Modus Istiani Mengaku Polwan Berakhir di Kursi Pesakitan

PALANGKA RAYA – Mengaku sebagai Polisi Wanita (Polwan) tidak membuat usaha Istiani berjalan lancar. Pasalnya dengan niat melakukan perbuatan curang itulah mengakibatkan dirinya harus duduk di kursi pesakitan Pengadilan Negeri .

Berdasarkan dakwaan JPU Ananta, bahwa awalnya perbuatan terdakwa ini dilakukan pada bulan Desember 2017 hingga Mei 2018. Di rumah terdakwa yang beralamat di Jalan Harum Manis IV.

“Sekitat tahun 2017 hingga 2018 terdakwa melakukan perbuatan curang kepada beberapa orang korban,” kata Ananta didepan majelis hakim, Jumat ( 29/11/2019).

Ia menambahkan terdakwa yang merupakan Direktris CV Kencana bergerak di bidang jual beli BBM jenis solar bekerja sama dengan saksi Adiyantoro. Setelah bisnis BBM berjalan beberapa waktu ternyata kondisi perusahan tidak lancar dan menurun sehingga bisnis BBMnya macet.

“Mereka pun mengalihkan usahanya ke bidang LPG, terdakwa meminta Adiyantoro mengajak kawan-kawannya yang lain untuk ikut bergabung guna menanamkan modal usaha kepada terdakwa,” lanjutnya.

Selanjutnya terdakwa dalam menjalankan bisnisnya berupaya untuk menyakinkan agar Adi dan kawan-kawanya menyerahkan uang kepada terdakwa.
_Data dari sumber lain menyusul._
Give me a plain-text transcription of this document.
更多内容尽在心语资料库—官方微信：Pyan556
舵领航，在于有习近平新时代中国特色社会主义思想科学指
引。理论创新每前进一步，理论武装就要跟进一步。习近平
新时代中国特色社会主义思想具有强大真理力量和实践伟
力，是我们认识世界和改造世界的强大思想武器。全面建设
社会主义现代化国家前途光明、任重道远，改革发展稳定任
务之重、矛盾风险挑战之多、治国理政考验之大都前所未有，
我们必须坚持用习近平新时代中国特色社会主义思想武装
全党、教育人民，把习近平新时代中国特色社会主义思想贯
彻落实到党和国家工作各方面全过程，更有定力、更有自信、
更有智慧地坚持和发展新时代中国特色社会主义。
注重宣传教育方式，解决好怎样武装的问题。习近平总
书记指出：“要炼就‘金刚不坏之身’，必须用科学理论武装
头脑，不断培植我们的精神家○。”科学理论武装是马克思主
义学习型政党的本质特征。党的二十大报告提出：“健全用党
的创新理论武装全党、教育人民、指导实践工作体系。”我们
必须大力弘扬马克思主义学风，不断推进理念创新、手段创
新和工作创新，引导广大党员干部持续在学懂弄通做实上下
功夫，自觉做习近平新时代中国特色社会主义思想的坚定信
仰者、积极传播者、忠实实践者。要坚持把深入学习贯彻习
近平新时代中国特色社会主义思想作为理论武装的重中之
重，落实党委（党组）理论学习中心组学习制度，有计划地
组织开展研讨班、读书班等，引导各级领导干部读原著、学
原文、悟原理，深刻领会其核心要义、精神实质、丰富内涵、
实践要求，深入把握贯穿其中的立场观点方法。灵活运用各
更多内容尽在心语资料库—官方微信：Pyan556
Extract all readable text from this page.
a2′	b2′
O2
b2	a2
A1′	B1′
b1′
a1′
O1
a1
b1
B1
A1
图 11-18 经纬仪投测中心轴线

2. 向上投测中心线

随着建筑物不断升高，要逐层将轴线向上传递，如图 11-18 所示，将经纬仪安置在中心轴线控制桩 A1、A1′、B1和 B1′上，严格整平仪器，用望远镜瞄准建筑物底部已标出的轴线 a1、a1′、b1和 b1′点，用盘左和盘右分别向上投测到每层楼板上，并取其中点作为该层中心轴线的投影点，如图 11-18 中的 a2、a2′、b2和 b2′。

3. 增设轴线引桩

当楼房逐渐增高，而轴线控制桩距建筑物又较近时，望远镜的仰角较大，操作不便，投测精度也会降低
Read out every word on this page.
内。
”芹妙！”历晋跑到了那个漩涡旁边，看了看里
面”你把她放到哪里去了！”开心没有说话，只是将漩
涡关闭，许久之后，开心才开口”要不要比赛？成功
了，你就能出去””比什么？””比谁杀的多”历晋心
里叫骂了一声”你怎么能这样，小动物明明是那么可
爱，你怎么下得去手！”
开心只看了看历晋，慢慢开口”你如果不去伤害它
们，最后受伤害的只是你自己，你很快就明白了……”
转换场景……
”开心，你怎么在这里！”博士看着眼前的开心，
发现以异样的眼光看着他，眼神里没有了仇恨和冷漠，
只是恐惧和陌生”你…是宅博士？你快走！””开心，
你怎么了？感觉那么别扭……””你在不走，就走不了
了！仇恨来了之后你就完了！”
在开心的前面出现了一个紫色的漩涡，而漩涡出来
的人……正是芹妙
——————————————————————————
Maka terdakwa mengaku sebagai seorang Polwan, karena ada keyakinan Adi pun sangat berminat.

“Dari situlah beberapa orang korban menyetorkan uang hingga ratusan juta. Sehingga perbuatan tersebut dilakukan sedemikian rupa dan dipandang sebagai perbuatan yang berlanjut,” tuturnya.

Kemudian setelah usahaTabung Gas LPG yang dijalankan oleh terdakwa berjalan beberapa bulan maka para saksi meminta perjanjian. Akan tetapi kenyataaan terdakwa tidak memberikan keuntungan atau fee terhadap bagi hasil usaha dari Bisnis LPG tersebut telah disepakati bersama.

“Perbuatan terdakwa diancam pidana dalam pasal 378 KUHP jo pasal 64ayat (1) KUHP. Subsidair 378 KUHP, Ketiga Pasal 372 KUHP,” pungkasnya.

baca juga ...  Perompakan Kapal Royal TBK 17: Dua Pelaku Utama Beri Keterangan Berbeda di Sidang Perdana

(aul/beritasampit)

Bagikan:
Berita Populer
error: Content is protected !!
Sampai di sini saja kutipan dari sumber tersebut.